« Frankness and friendship | Main | And the Beeb goes on »

Siege mentality

On Saturday, 9 August this year some 10,000 marchers will parade through the Northern Ireland city of Derry (Londonderry) to celebrate an event that took place on 1 August 1689. The marchers call themselves "Apprentice Boys", but the majority of these traders, civil servants and farmers are far removed from the industrial culture of apprenticeship, and with their pin stripe suits, bowler hats, ruddy faces and often jowly cheeks, they're way beyond boyhood, too. Although the parade route is heavily policed, the day usually ends with clashes between some of the marchers and those who regard them as triumphalist bigots.

So what's it all about then? Well, believe it or not, it's about a five-letter word beginning with "s" and ending with "e" and something that took place over 300 years ago. On 7 December 1688, as a Catholic army approached the Protestant garrison of Derry, thirteen young men, most of them apprentices, raised the drawbridge and closed the gate in the face of the soldiers of James II. Six months later, a siege train of heavy guns sent by James arrived and the bombardment of the city began in earnest. The barrage of cannon balls and mortar shells took a huge toll of life from the defenders, but the city walls remained intact. On 1 August 1689, after 105 days of blockade, the Jacobites were forced to withdraw by the arrival of Williamite forces and thus ended the last great siege in British history.

And your point caller? Well, the Apprentice Boys parades show how enduring folk memory of siege can be, and they also make clear that if those doing the besieging don't achieve their objectives great damage can be done to their cause. None of us wants to contemplate a future where Al-Jazeera shows the sons of the Fedayeen Saddam marching down the Boulevard Hussein celebrating their heroic role in the siege of Baghdad.

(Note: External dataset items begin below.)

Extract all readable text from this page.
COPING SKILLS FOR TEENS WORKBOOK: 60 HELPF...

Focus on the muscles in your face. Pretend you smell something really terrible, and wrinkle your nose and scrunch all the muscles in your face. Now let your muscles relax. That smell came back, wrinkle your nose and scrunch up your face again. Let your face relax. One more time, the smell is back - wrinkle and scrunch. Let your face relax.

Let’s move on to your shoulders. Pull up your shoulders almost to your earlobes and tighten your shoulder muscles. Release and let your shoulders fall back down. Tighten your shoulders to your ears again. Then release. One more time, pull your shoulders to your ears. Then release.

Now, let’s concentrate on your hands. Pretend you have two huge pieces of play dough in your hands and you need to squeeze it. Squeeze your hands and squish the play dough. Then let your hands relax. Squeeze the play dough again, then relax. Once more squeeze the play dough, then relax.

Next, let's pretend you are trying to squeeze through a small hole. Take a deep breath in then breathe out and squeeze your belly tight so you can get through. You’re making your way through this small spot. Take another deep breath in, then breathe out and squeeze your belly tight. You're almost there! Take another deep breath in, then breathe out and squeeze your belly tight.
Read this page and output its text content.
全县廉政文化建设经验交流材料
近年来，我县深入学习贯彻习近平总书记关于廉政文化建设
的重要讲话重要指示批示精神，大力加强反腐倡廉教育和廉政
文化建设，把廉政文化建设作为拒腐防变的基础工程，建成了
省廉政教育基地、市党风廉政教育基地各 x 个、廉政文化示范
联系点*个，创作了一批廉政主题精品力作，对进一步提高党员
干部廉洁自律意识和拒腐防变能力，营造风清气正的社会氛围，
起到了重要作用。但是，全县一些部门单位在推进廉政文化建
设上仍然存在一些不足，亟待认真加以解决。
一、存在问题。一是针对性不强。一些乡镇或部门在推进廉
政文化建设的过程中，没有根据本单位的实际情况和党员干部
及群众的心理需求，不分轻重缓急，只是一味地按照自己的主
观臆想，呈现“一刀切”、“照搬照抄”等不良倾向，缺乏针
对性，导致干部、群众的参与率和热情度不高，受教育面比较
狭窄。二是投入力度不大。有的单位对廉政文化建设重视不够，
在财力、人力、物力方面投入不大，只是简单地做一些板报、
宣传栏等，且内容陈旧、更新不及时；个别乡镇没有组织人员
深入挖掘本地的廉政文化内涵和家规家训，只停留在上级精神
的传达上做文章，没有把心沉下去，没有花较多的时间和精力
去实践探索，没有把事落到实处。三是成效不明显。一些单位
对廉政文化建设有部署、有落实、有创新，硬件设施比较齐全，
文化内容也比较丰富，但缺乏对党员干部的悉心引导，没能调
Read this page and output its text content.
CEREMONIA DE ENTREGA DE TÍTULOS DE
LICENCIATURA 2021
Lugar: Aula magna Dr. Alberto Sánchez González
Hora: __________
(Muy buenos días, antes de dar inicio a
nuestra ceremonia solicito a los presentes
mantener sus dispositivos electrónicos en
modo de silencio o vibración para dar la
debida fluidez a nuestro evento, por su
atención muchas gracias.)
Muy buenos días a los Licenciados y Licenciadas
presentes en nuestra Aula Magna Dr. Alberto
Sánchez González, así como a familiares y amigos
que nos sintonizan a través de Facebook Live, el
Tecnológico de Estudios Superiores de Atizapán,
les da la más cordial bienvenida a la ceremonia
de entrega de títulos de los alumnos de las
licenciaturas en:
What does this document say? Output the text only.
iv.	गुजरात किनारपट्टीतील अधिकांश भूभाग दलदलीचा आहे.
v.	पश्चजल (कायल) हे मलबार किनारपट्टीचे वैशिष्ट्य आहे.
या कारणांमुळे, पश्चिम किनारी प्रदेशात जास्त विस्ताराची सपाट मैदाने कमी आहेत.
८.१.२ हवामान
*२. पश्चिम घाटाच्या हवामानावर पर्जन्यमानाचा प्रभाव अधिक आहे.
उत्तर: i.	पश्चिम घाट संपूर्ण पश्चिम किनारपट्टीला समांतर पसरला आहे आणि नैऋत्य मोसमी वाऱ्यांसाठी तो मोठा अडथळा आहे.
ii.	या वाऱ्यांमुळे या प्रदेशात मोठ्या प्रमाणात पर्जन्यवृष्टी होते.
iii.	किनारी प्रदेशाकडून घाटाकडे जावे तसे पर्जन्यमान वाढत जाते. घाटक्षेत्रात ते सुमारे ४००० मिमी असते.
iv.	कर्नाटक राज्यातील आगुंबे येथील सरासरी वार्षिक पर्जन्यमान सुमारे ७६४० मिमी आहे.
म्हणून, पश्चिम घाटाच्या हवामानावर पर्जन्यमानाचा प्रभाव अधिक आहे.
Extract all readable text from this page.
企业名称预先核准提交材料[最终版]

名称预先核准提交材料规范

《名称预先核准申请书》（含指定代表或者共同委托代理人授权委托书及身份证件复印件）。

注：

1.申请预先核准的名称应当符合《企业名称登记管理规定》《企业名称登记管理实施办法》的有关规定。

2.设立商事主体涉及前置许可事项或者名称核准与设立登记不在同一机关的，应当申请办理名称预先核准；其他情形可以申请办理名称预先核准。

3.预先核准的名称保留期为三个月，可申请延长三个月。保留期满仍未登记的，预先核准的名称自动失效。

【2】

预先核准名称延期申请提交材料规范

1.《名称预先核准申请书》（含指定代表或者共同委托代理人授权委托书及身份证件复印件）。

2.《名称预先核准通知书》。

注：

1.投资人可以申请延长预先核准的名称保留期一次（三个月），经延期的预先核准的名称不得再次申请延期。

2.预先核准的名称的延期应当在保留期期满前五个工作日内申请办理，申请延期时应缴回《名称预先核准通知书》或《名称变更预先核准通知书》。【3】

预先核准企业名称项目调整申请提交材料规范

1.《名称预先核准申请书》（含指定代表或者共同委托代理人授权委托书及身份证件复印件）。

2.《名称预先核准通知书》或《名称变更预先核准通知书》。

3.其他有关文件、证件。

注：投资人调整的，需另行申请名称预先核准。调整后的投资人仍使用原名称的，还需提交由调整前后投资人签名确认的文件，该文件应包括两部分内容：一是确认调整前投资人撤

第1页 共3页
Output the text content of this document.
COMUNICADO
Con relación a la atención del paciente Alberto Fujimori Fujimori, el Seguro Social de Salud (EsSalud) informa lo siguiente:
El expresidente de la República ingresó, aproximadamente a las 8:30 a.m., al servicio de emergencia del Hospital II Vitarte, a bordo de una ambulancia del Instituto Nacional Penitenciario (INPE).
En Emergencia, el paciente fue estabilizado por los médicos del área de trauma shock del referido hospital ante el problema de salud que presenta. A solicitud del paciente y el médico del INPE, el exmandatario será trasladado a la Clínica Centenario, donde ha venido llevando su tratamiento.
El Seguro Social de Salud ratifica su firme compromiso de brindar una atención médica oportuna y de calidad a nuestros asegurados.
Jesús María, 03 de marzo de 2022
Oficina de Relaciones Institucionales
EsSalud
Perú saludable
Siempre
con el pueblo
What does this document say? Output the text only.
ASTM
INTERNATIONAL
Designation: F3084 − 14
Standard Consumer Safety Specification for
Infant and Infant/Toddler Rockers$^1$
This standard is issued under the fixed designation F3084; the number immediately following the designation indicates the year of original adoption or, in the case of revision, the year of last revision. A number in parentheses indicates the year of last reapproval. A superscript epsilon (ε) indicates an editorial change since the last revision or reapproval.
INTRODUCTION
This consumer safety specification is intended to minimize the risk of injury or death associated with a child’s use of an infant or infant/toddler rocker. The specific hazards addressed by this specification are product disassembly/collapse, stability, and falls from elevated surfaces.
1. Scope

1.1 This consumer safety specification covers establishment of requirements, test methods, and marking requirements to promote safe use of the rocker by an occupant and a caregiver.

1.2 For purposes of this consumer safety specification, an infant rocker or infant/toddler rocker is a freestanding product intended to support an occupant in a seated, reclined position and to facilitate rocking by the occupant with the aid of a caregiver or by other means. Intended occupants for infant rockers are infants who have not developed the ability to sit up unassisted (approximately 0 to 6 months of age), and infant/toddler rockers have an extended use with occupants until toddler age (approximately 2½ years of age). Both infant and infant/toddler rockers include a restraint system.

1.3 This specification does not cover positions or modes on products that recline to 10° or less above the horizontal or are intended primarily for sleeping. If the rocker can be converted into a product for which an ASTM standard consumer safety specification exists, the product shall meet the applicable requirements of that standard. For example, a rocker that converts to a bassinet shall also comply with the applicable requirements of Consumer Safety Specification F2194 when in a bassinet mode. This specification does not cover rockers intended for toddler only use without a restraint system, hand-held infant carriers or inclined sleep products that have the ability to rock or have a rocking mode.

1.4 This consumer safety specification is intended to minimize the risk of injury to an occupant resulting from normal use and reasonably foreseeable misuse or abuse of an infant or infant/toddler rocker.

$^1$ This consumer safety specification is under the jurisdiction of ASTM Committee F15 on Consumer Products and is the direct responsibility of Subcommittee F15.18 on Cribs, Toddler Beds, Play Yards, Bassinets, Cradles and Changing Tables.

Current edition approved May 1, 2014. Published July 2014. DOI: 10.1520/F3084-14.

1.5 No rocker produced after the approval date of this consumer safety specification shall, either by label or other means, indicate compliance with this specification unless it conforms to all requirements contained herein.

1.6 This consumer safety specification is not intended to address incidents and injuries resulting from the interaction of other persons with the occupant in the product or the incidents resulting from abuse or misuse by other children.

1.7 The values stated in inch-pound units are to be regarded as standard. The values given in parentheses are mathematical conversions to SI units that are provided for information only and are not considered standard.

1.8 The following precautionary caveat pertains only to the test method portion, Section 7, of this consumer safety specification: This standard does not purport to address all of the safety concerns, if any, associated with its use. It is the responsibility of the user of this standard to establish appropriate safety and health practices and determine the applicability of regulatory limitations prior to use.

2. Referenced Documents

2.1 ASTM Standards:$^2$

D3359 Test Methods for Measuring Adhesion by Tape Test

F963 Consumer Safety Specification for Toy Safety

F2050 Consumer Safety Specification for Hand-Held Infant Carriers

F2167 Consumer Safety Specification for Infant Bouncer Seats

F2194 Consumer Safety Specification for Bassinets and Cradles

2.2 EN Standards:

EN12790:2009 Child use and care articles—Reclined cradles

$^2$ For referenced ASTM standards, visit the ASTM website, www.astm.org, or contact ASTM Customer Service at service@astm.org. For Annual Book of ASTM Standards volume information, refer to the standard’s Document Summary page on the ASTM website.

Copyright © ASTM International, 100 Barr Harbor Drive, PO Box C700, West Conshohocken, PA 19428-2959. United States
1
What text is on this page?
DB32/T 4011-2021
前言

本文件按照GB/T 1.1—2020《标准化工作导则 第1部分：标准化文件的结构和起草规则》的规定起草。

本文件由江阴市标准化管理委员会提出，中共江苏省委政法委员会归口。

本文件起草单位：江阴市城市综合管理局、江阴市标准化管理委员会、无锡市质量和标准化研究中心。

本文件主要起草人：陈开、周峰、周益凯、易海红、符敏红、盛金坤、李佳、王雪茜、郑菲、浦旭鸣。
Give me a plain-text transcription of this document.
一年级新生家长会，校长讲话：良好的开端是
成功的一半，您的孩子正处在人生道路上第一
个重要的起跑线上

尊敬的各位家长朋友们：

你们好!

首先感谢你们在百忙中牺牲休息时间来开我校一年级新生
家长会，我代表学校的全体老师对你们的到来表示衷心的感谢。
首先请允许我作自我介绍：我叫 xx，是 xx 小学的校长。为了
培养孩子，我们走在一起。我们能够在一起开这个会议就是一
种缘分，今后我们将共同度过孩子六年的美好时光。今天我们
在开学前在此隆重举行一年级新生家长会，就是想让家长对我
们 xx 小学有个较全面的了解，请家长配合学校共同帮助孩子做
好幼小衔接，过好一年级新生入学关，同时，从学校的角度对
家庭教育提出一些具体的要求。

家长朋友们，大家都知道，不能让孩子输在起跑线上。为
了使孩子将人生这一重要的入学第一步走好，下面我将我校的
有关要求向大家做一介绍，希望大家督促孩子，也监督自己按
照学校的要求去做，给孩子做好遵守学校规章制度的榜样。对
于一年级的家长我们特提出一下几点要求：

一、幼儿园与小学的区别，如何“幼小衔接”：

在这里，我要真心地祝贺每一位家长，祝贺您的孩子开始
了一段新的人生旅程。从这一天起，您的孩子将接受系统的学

So what's to be done? In "Tough decisions at Baghdad gates", John Keegan, Defence Editor of the Daily Telegraph, writes:

"If the Iraqis will not fight outside Baghdad, and it is one of the simplest military principles not to do what the enemy wants, then Gen Franks may have to organise a siege of the city. His object would be to deprive the defenders of electricity and water, food and other commodities.

The trouble is that a close blockade would inevitably inflict hardship on the civilians as well as the soldiers. Indeed, Saddam would certainly make sure that his troops got the lion's share of whatever was going."

Apart from the moral implications of siege, Keegan looks at the daunting military challenges involved:

"It may prove to be a difficulty in organising a siege that there is a shortage of troops. The breakneck speed of the advance has disguised thus far how thin on the ground the allies are. Almost the whole of the British force, amounting to a light division, is engaged in the south around Basra.

The drive on Baghdad has been conducted by only two American formations, the 3rd Mechanised Division and the 1st Marine Expeditionary Force, a reinforced division. The 101st Air Assault Division is making its way forward, largely by helicopter lift. However, the 101st has no tanks, while the 1st Marine Expeditionary Force is largely infantry.

The formations that Gen Franks expected to have received via Turkey by this stage, the 4th Infantry Division and the 1st Cavalry Division, effectively an armoured force, are in transit and in unsatisfactory fashion, with the equipment aboard ships proceeding through the Suez Canal and the personnel arriving by air, mostly from the United States."

Asked what would happen if Iraqi units withdrew into Baghdad itself, the BBC's defence correspondent Jonathan Marcus said:

"If British and US troops actually get to the gates of Baghdad before the regime has crumbled, then they have problems.

They clearly do not want to go into the city in any great degree of force. It could be very costly, in terms of both military and civilian lives."

Given that siege is seen by most commentators in such negative light, we should, perhaps, write it off as an option.

Diarist of the day: Kenneth Williams, 27 March 1961

"Blackpool in the end of the line. It is the English Siberia. It is pure TORTURE. Hateful, tasteless, witless, bleak, boring, dirty, tat -- IT HAS NOTHING. I loathe every disgusting minute of it."